Clearly, the knowledge base may be continuously enriched, to increase annotated entities. Furthermore, due to the definition of complex parsing rules, the annotator achieves the following results:

  • Capturing negative expressions, thanks to the matching criterion requiring a medical entity and a term coming from a dictionary of common negations;

  • Associating qualifiers to medical entities, due to a parsing rule that requires a medical entity combined with a certain type of adjectives or adverbs;

  • Obtaining useful temporal expressions, through a parsing rule that matches date triggers of interest and a regular expression able to validate date format;

  • Capturing quantifiers information, using a rule that links a medical concept to a regular expression able to match observation results;

  • Underlining relations among entities, through a rule that combines entities from the Problem and Body Part dictionaries in a sentence.

In addition, we have characterized specific rules, not easily generalizable, to recognize the Patient, subject of the report, and the Practitioner, author of it. Therefore, we have defined dictionaries to find medical entities of interest and parsing rules to better understand their semantic meaning. General errors occur especially because of the complexity of the Italian medical language. To improve the annotations fired by the parsing rules, a procedure of iterative refinement, supervised by a domain expertise, may be adopted.

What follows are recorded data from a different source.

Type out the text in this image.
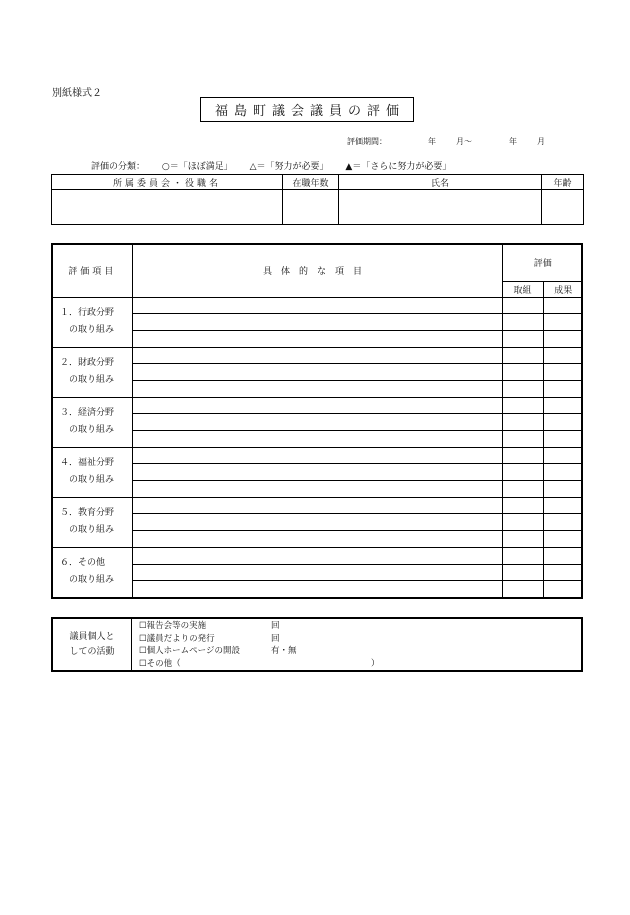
別紙様式２
福島町議会議員の評価
評価期間：	年	月～	年	月
評価の分類： ○＝「ほぼ満足」 △＝「努力が必要」 ▲＝「さらに努力が必要」
所属委員会・役職名	在職年数	氏名	年齢

評価項目	具体的な項目	評価	
		取組	成果

１．行政分野
の取り組み			

２．財政分野
の取り組み			

３．経済分野
の取り組み			

４．福祉分野
の取り組み			

５．教育分野
の取り組み			

６．その他
の取り組み			

議員個人と
しての活動
☐報告会等の実施	回
☐議員だよりの発行	回
☐個人ホームページの開設	有・無
☐その他（	）
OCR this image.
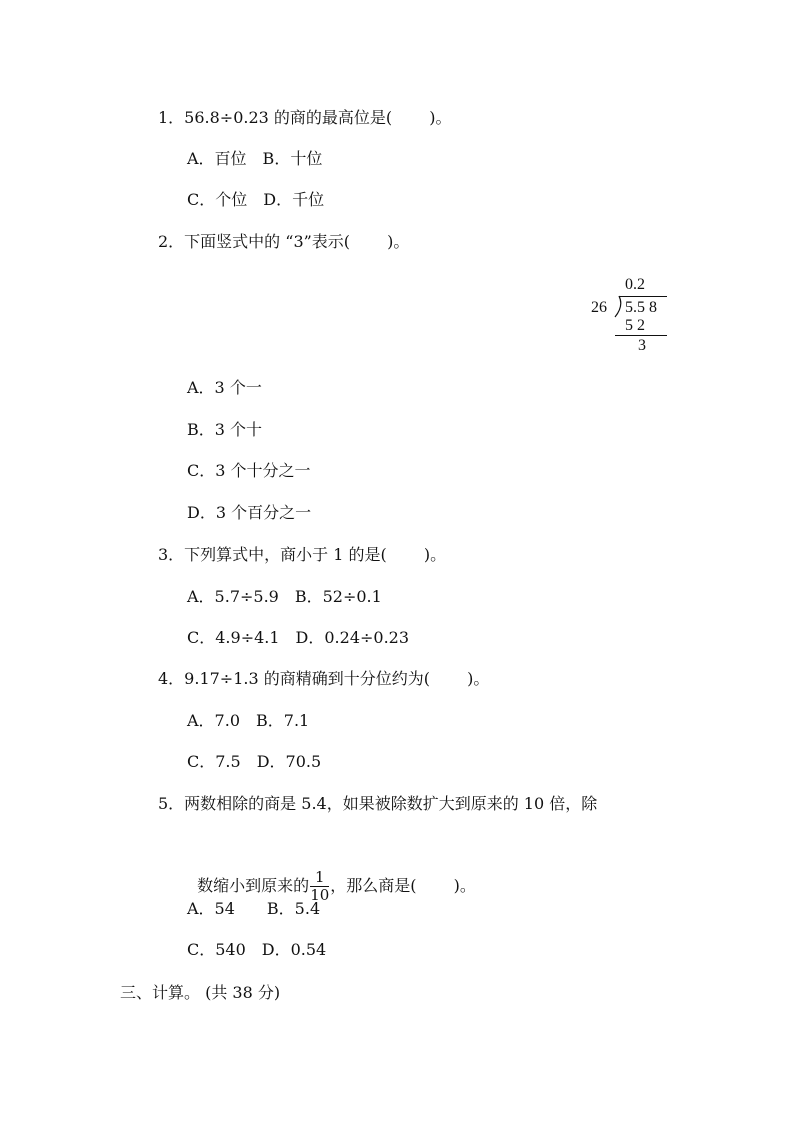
1．56.8÷0.23 的商的最高位是(　　 )。
A．百位　B．十位
C．个位　D．千位
2．下面竖式中的 “3”表示(　　 )。
0.2
26 5.5 8
5 2
3
A．3 个一
B．3 个十
C．3 个十分之一
D．3 个百分之一
3．下列算式中，商小于 1 的是(　　 )。
A．5.7÷5.9　B．52÷0.1
C．4.9÷4.1　D．0.24÷0.23
4．9.17÷1.3 的商精确到十分位约为(　　 )。
A．7.0　B．7.1
C．7.5　D．70.5
5．两数相除的商是 5.4，如果被除数扩大到原来的 10 倍，除

数缩小到原来的 $\frac{1}{10}$ ，那么商是(　　 )。

A．54　　B．5.4
C．540　D．0.54
三、计算。 (共 38 分)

5 Conclusions and Future Works

This study has been performed on Italian clinical records, written as free text, with the aim of automatically extracting medical entities from them. In particular, we have proposed a system implementing an NLP pipeline, which recognizes keywords of interest in the narrative, extracts meaningful relations, and stores the annotated documents. The indexing of the records allows the retrieval of useful clinical information, increasing the medical knowledge and improving the patient quality of care. The recognition of the entities is mainly based on a dictionaries look-up, while, due to several parsing rules, it is possible to recognize negated mentions of the concepts, measurements associated with the keywords, and relations among them. We aim at improving the knowledge base that constitutes the dictionaries and the rules that have to match meaningful expressions. Moreover, our intent is to employ clinical documents annotated with our rule-based approach for training a machine learning system. Starting from the medical knowledge extracted from unstructured data, several applications can be developed. In the future, our intent is matching stored annotated keywords against a standard medical terminology. We plan to define a tool, based on the implemented system, able to map extracted entities regarding patient’s medical conditions with the International Classification of Diseases (ICD). Furthermore, we aim at implementing an application that makes exhaustive and agile the research of information regarding a patient. In particular, we aspire at extracting information from the Patient Summary type of electronic record, a collection of the patient’s most significant clinical data. Based on the implemented system, relevant medical entities could be extracted and presented to a clinician, offering a rapid patient overview.